On 11/28/2011 01:23 PM, Fred_E_Krugar wrote:> I have looked at over 100 distros and pretty much every one uses pulseaudio now. Even Xubuntu uses it now. SO if someone could tell me what distro the developers use that does not use pulseaudio natively, i would be more than happy to use it. I just want the old gnome setup like 7.04 alsa only was.I am not in any way a dev, hopefully someone else shares an opinion for you. I see a couple alternatives. You can go with a source based, build-it-into-what-you-want distro such as gentoo or arch and only put on your machine what you want it to have (such as an older version of gnome, or a gnome base made without pulse). Or you can pick a window manager other than gnome. I may be wrong, but I think any current gnome based distro will have pulse tightly built into it. I have not heard of a recent one that does not, but I also have not gone looking for one.
Agreed, I find it that, after a while, you either turn to Gentoo or Arch to tune your machines to yourself. It might be a good idea, indeed.
I have used arch it was about three years ago.

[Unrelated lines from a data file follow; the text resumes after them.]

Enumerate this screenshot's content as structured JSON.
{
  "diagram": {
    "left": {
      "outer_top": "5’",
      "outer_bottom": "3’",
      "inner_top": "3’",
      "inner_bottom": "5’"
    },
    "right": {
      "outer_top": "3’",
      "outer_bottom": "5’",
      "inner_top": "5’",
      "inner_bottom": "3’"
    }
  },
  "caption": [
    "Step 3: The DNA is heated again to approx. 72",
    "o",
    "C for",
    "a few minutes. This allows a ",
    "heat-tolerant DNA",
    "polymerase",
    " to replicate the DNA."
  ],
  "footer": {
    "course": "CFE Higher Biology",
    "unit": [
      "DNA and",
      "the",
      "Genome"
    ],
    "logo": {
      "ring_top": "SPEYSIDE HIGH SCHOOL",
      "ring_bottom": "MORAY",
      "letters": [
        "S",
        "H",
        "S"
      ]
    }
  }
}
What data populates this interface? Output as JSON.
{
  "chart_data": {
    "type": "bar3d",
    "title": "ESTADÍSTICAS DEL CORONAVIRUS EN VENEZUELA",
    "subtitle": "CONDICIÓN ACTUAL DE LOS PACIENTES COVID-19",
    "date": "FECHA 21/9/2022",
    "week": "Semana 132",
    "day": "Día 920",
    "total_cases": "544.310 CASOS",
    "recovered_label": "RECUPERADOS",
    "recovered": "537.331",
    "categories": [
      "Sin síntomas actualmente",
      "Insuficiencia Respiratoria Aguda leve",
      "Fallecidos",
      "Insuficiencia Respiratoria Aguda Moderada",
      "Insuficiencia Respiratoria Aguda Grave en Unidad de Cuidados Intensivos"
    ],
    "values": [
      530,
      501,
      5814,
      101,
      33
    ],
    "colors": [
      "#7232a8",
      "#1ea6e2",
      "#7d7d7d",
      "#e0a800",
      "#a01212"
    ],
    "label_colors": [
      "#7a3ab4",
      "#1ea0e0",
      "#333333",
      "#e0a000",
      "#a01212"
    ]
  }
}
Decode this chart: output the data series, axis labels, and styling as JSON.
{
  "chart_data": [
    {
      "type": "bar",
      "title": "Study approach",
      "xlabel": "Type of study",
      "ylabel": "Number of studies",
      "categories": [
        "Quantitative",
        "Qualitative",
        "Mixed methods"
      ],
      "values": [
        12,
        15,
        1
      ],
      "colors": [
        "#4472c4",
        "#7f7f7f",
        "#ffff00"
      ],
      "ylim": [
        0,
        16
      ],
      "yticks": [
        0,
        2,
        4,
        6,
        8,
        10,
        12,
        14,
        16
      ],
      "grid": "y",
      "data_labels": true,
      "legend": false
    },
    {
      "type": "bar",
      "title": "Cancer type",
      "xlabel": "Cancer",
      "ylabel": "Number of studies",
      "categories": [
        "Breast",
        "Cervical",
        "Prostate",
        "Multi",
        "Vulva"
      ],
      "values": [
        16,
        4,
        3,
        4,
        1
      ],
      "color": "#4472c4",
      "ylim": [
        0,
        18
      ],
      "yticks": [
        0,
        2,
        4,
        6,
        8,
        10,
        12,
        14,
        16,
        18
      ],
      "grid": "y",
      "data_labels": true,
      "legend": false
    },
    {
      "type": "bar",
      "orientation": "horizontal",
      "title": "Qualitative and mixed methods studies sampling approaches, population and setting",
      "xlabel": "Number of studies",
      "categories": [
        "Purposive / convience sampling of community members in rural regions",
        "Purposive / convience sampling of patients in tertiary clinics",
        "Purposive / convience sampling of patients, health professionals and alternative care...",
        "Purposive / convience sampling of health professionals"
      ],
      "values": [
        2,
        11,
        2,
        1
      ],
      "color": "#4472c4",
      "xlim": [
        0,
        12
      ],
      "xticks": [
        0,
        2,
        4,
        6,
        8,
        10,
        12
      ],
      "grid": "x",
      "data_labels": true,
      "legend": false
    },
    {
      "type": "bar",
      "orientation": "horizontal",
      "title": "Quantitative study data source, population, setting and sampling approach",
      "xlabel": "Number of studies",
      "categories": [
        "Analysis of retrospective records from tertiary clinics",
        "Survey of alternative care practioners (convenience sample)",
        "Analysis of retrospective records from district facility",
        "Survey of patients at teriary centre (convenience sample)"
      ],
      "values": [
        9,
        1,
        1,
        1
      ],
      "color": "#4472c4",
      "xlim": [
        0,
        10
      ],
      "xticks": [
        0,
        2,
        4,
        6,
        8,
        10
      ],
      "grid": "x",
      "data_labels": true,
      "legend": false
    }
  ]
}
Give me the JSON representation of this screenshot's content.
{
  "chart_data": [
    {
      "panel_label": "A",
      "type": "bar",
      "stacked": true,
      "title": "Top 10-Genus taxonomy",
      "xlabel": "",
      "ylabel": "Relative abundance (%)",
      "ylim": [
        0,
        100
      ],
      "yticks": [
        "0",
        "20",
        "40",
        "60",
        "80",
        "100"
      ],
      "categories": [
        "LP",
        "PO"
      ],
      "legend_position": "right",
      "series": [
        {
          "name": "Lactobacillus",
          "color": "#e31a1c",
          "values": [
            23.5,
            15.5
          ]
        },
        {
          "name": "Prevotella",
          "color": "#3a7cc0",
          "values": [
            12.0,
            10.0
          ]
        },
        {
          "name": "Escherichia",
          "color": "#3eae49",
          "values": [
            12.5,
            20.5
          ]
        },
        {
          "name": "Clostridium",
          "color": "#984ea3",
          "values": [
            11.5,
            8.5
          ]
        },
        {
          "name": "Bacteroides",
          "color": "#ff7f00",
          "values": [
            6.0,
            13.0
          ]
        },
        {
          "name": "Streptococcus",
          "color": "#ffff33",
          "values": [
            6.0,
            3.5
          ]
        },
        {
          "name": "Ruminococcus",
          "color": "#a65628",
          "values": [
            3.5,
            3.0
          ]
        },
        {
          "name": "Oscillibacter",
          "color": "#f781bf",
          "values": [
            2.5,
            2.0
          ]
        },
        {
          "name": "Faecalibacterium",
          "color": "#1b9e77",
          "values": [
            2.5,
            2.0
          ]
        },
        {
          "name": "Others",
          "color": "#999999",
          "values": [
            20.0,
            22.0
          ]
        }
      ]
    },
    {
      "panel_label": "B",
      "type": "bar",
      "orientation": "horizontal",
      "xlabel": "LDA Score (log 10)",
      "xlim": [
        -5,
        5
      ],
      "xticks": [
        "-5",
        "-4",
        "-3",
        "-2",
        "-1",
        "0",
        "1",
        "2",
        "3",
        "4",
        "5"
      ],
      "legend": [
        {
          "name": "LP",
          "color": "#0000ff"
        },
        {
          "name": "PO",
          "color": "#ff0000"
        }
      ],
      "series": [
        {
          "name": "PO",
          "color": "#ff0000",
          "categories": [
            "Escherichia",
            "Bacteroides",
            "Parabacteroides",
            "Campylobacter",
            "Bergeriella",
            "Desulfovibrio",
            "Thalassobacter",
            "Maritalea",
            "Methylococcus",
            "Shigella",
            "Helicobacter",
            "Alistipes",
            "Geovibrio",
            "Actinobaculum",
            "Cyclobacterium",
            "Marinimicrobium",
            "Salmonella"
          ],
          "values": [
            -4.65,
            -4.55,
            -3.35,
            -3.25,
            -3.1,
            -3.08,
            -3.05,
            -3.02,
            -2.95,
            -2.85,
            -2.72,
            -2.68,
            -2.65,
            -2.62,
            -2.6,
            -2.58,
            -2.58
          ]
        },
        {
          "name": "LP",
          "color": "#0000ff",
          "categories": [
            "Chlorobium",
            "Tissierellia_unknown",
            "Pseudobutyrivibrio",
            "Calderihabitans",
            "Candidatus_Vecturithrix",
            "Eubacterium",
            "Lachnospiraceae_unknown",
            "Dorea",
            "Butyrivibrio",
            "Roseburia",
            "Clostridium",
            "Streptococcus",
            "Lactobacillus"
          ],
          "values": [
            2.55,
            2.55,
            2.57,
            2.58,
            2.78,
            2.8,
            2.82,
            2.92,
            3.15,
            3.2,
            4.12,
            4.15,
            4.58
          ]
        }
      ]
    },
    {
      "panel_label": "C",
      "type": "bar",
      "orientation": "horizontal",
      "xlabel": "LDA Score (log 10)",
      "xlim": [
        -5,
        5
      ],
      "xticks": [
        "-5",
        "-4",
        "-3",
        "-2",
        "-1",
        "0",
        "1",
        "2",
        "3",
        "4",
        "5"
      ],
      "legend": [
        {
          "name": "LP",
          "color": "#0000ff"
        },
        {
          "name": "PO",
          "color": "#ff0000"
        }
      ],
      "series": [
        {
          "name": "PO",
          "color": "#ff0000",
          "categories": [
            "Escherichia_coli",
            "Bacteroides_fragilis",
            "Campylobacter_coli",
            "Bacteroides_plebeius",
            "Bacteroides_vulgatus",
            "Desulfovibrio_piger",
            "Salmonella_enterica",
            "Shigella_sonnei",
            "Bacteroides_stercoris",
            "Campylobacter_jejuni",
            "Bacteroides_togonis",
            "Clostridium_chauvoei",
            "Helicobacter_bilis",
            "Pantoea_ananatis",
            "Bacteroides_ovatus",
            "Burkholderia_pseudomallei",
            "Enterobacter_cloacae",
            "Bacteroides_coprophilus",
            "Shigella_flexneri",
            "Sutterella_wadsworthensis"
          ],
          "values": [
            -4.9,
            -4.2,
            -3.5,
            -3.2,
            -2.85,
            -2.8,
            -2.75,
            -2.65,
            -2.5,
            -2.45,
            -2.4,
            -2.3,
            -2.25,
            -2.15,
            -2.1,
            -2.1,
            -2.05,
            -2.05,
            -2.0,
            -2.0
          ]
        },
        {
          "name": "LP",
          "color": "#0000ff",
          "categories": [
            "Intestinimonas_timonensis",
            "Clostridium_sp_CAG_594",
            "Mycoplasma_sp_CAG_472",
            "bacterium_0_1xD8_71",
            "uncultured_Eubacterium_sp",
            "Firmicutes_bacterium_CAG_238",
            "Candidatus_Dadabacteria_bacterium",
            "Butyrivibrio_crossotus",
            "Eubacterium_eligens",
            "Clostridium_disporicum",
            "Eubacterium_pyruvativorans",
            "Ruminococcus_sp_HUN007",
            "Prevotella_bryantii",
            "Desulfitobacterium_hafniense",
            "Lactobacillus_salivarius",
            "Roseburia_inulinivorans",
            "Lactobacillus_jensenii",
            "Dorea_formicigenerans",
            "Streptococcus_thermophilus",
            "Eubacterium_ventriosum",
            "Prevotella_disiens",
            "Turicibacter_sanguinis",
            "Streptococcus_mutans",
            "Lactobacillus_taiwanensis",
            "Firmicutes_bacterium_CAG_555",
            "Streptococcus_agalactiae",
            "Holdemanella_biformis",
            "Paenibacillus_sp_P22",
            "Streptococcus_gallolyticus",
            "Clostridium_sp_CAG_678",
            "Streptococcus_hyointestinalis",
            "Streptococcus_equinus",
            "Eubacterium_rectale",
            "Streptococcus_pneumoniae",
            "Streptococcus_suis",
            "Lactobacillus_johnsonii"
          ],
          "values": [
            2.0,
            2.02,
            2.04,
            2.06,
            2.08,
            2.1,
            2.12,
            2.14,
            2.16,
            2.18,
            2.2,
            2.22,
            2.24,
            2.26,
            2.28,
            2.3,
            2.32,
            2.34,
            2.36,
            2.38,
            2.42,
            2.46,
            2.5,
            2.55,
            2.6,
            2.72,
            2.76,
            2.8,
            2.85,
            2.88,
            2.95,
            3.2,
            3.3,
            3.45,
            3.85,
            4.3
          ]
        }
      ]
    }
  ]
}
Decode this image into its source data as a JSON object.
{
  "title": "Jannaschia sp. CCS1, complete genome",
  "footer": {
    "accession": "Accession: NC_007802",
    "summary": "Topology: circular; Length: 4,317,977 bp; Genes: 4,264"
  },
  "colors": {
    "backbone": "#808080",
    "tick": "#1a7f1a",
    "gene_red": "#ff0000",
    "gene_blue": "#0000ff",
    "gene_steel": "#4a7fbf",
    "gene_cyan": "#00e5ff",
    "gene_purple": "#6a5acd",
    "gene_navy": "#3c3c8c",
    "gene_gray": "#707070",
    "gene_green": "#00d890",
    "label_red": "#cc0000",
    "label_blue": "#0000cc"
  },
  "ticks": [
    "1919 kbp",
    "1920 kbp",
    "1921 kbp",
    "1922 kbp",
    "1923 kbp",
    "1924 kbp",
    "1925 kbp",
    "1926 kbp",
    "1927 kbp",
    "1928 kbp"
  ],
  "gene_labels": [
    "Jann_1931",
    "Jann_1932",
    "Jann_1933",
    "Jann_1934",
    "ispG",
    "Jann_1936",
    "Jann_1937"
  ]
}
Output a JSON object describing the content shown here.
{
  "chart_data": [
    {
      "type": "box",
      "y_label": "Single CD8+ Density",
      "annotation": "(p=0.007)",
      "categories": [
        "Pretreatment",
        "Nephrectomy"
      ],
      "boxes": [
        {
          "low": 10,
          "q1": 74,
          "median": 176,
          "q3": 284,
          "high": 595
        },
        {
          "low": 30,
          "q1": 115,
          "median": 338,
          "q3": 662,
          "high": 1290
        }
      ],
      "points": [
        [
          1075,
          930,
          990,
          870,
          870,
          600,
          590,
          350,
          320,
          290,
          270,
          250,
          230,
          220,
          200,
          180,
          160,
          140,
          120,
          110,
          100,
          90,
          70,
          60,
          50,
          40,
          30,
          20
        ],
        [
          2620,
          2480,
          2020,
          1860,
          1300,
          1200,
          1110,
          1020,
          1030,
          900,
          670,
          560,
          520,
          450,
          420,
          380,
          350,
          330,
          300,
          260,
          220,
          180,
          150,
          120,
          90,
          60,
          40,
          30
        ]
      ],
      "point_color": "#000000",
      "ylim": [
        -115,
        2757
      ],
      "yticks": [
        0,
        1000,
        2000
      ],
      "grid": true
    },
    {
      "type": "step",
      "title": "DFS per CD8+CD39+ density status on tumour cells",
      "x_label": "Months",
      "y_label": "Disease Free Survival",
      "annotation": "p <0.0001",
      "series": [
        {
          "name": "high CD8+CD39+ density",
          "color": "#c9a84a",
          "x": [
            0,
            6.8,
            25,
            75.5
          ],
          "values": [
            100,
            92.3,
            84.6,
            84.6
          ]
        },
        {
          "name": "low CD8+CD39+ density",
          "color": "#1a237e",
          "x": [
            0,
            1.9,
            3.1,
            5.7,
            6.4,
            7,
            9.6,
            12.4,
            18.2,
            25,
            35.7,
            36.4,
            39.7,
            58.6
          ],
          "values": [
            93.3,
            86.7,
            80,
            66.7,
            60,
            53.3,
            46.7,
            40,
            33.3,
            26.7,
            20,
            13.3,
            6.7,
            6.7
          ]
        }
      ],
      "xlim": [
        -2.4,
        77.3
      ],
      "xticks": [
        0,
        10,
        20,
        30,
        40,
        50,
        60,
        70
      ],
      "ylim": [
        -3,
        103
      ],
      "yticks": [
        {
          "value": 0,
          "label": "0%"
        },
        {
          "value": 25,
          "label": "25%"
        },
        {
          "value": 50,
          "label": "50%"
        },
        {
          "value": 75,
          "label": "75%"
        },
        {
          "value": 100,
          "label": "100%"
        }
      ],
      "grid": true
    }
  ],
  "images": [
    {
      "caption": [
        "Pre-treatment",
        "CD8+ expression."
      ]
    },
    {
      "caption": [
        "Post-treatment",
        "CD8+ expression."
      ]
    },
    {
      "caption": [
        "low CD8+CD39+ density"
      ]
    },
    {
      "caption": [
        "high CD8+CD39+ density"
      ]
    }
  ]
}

There was a pdf on how to do it step by step, now if I could only find it again. So is pulse embeded into gnome now? I was thinking on using KDE but I think pulse has spread into it as well( correct me if I am wrong), the problem in the past with KDE was multiple monitor problems. Which is the reason I stoped using it, I believe it started with KDE 4. SO you guys think arch is the way to go. My only problem with gentoo or arch is that I am so accustomed to using (.deb).
> So is pulse embeded into gnome now?gnome-3 requires pulseaudio even on gentoo. John
Well this is just Craptastic. Who is this pulseaudio group.I mean this is just getting redonkulis. Its starting to sound a little like........lets say iPod........Apple says if you want to put any music on it you have to use iTunes..........hmmmmmmm.So if ya want the new gnome.....no if and or buts you will be using pulseaudio. Now where is this love of freedom to chose?
Am 29.11.2011 06:00, schrieb Fred_E_Krugar:> So is pulse embeded into gnome now? I was thinking on using KDE but I >think pulse has spread into it as well( correct me if I am wrong),Nope KDE runs just fine with just ALSA. KDE (at least version 3.x) earlier had a sound server called arts which got replaced by phonon in KDE4 which is just a tiny layer able to use different backends. Personally, as a distribution I would clearly recommend Debian. But this is a matter of taste and there is not one single solution for everyone I believe. Kind Regards Helmut
Don't know if this helps, but I am running opensuse 12.1 with KDE 4.7.2; it is using alsa drivers and the sound works fine in Wine. I just upgraded from 11.4 where I had Civ4 installed in Wine and the sound worked just fine. I didn't do anything to make it so, I just installed Civ4 and mods just like I would in Windows and it worked. Sure it will work in 12.1 also.
This topic went off talking about distros not Wine with different distros. Please stay on topic, or it will be locked. If you need to know if x,y, z works in one distro and not the other - please go to their respective forums and ask.